I’m walking with Ramses, and he asks me if I’m happy. I tell him no, but at least I’m not sad anymore.
“Were you sad?” He seems surprised.
“Yes,” I tell him. “I spent about five-six years being sad.”
“When did you stop?”
“Maybe a month ago.”
I tell him about Edward, but it’s different this time. This is the first person with whom I can share my story, and end it knowing that I’m in the right place. My spot. I recognize the tragedy of what I’m saying, while simultaneously recognizing the beauty of the way the setting sun pierces through the bushes of flowers that surround us. The shadows that play across our winding path, the leaves at our feet, and the trees overhead. I take everything in, and love it. This can be a paradise. For a moment. I’m glad to be here, and I’m glad he’s free.
We all possess our own magics.
I think I turned Edward into a crow all those years ago. I think my pain pressed his into the crow’s body. I didn’t want him to be at peace until I could be, myself. It was selfish.
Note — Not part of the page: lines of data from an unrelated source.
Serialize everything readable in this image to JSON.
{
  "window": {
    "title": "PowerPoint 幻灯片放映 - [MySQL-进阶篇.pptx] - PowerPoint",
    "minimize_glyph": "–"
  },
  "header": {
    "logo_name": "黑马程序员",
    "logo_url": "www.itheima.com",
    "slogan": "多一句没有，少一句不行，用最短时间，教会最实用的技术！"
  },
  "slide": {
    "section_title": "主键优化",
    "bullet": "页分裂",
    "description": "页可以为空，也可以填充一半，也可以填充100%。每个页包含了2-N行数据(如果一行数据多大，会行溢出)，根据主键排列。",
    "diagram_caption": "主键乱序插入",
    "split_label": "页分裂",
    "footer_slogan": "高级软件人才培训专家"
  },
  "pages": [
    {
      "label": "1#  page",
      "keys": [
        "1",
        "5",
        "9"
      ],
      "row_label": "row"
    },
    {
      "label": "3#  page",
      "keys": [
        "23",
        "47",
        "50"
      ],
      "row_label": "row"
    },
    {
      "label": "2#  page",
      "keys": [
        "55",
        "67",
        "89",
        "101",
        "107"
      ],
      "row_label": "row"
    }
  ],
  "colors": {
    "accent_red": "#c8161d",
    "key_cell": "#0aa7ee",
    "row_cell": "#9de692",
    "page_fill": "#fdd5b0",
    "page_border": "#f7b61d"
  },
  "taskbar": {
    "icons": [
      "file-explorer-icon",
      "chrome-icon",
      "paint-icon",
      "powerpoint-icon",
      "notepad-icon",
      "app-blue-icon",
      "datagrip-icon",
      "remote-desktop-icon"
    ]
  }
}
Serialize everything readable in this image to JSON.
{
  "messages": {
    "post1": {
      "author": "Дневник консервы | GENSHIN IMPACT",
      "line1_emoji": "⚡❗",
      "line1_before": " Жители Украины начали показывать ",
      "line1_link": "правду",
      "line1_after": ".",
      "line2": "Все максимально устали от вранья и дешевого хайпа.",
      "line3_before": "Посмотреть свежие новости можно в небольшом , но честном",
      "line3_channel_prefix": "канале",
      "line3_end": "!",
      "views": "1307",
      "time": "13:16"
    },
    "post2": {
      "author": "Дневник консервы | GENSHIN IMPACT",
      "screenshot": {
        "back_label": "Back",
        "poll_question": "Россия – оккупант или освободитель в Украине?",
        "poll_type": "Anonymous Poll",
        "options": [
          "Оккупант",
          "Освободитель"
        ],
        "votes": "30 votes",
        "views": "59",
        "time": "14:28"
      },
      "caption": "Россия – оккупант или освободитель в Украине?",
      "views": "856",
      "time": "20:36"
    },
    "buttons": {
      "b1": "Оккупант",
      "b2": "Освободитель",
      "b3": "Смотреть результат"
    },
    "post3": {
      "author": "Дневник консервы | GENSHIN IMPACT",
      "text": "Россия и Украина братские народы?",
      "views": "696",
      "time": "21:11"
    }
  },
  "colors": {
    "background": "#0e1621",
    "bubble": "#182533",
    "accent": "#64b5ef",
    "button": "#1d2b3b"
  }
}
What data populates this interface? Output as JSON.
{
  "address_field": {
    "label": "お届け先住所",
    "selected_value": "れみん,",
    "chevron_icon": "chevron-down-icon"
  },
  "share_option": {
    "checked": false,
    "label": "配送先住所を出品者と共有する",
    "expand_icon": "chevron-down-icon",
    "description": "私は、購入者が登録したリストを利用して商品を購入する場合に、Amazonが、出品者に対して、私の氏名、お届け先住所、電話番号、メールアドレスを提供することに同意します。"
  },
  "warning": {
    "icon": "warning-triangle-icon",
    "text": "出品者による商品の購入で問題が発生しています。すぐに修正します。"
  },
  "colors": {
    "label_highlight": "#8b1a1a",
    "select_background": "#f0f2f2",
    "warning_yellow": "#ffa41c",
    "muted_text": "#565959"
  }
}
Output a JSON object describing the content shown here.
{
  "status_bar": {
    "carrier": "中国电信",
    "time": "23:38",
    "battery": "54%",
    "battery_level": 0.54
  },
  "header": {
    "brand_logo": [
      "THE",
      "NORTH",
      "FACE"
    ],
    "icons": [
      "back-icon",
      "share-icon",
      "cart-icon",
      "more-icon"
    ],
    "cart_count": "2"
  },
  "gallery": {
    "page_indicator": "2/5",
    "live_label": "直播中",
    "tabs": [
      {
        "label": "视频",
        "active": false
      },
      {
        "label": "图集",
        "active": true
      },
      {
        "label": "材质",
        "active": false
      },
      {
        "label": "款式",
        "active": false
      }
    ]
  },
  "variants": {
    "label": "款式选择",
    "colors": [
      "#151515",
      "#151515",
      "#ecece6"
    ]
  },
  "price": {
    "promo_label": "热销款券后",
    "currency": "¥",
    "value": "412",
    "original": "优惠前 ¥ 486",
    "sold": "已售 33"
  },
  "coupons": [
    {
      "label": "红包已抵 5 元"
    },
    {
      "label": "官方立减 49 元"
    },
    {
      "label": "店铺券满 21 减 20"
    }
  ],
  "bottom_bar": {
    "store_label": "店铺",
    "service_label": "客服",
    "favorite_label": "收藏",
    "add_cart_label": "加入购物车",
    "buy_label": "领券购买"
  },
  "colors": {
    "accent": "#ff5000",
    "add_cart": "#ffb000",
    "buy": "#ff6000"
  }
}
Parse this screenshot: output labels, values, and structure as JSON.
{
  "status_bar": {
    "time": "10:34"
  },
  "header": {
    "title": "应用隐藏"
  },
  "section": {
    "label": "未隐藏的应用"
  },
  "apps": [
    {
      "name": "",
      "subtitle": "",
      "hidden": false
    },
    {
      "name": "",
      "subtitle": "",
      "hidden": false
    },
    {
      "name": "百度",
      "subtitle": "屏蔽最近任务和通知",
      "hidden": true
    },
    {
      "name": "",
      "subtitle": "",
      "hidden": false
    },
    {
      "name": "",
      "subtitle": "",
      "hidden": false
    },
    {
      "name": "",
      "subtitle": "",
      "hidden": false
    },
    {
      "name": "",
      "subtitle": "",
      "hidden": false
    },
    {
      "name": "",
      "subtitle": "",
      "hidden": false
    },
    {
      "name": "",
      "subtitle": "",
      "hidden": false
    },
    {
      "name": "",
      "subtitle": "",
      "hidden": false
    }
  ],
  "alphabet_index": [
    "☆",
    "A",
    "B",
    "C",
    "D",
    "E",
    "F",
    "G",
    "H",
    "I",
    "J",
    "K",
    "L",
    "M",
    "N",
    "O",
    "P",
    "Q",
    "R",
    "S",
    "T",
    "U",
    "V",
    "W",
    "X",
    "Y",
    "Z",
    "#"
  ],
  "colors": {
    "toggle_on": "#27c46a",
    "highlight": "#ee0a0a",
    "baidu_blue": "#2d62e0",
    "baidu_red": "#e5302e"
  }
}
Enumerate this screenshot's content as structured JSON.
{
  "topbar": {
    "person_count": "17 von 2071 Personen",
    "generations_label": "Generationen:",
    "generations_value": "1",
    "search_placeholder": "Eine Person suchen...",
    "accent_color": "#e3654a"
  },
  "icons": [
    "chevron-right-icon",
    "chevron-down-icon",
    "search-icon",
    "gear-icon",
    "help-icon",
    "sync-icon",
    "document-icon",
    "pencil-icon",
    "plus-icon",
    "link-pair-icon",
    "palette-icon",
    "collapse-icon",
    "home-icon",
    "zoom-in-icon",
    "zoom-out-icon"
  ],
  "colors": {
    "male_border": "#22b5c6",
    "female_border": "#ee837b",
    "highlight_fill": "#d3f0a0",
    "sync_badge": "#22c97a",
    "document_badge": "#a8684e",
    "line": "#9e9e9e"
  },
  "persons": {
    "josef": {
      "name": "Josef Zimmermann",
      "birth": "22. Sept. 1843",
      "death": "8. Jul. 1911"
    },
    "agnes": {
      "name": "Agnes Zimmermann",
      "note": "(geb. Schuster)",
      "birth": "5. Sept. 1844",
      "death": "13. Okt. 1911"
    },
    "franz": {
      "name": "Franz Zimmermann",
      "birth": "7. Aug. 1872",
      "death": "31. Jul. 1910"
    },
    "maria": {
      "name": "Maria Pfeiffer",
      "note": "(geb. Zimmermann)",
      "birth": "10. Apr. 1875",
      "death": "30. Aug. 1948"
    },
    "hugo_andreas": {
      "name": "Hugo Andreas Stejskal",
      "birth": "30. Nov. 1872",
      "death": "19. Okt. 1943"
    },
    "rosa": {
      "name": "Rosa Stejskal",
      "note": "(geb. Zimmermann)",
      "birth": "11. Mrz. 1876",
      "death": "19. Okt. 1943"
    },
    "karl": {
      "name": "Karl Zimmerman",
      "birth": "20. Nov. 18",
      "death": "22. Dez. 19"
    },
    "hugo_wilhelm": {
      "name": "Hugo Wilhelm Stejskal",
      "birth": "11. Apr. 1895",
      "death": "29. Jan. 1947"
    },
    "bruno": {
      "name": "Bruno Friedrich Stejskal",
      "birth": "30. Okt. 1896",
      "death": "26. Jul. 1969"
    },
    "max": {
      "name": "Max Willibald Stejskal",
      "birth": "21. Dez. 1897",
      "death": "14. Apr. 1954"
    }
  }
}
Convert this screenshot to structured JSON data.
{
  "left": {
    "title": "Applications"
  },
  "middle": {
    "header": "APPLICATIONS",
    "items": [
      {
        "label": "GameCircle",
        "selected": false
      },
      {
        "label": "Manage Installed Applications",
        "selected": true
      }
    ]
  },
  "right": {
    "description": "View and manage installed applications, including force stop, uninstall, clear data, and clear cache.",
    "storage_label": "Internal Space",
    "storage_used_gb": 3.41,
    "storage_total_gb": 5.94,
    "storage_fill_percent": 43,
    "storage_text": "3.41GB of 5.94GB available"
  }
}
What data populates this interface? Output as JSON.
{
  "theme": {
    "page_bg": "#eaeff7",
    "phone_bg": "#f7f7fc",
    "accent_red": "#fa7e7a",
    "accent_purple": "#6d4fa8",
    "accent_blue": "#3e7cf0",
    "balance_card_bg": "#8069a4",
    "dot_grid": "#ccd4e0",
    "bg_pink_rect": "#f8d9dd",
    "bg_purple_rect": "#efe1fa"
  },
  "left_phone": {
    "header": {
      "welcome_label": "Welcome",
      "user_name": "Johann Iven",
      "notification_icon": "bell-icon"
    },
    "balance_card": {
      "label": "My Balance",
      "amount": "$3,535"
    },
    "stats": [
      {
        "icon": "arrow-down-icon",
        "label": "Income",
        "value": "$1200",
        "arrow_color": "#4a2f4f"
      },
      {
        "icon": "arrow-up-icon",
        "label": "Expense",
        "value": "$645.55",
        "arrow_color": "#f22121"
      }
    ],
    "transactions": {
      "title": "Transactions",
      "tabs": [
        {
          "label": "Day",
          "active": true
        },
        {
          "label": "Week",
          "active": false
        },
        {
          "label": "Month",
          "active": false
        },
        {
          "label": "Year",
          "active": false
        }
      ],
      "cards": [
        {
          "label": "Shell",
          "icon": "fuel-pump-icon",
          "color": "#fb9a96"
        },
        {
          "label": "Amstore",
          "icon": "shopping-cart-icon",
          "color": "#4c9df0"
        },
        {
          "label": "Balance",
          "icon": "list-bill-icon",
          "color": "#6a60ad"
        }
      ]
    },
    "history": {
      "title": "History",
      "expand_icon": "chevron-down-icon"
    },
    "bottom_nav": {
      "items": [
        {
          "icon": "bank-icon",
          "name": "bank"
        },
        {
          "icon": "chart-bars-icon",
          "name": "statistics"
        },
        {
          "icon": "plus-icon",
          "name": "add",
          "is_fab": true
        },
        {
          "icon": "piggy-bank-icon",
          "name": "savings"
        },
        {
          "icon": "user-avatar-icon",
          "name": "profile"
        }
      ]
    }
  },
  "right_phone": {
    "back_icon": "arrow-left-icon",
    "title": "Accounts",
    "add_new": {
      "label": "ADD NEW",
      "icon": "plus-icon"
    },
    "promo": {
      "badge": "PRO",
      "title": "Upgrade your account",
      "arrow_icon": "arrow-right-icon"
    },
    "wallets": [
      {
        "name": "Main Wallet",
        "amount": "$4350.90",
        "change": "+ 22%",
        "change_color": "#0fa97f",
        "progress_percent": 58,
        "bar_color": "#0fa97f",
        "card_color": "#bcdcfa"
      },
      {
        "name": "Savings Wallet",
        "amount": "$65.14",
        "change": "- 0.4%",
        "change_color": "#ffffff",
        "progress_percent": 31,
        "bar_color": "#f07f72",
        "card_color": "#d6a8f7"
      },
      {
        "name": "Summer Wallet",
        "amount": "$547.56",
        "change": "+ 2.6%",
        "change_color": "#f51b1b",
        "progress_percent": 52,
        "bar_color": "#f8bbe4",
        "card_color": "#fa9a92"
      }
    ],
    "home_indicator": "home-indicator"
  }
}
I knew it was selfish the whole time, but that didn’t help me let go.
And then, in dealing with XXXXX, I did. And then I found Ramses, whom I don’t love, but I think I could, at least as a friend. And he told me about spiritual planes, and physical bodies becoming ethereal, and seven layers of existence. I’m not sure how deeply into all that I can understand, but I do believe that Edward is now finally past the physical. His crow is gone, and I can smile about it. Thinking of him makes me happy, for the first time since he left.
I held onto Edward because I didn’t have faith that I would be able to survive otherwise. The torture of grieving him was all that I knew, and I figured miserable existence was better than the worse existence I imagined without him.
I am a coward.
Now, I wish that I had let go sooner.
I let go of Edward on my birthday, and for a minute, bad love made me regret it. I do not want to be miserable holding onto love, purely because it is the only love I have known, and I don’t know what I’ll be without it. We need to grow. We need to be free.
He will always be in my heart, just as Edward is, but maybe the best thing for now is for me to let go of him. I’ll see Edward again, and XXXXX and I can always find each other.
I didn’t cry yesterday. We have progress.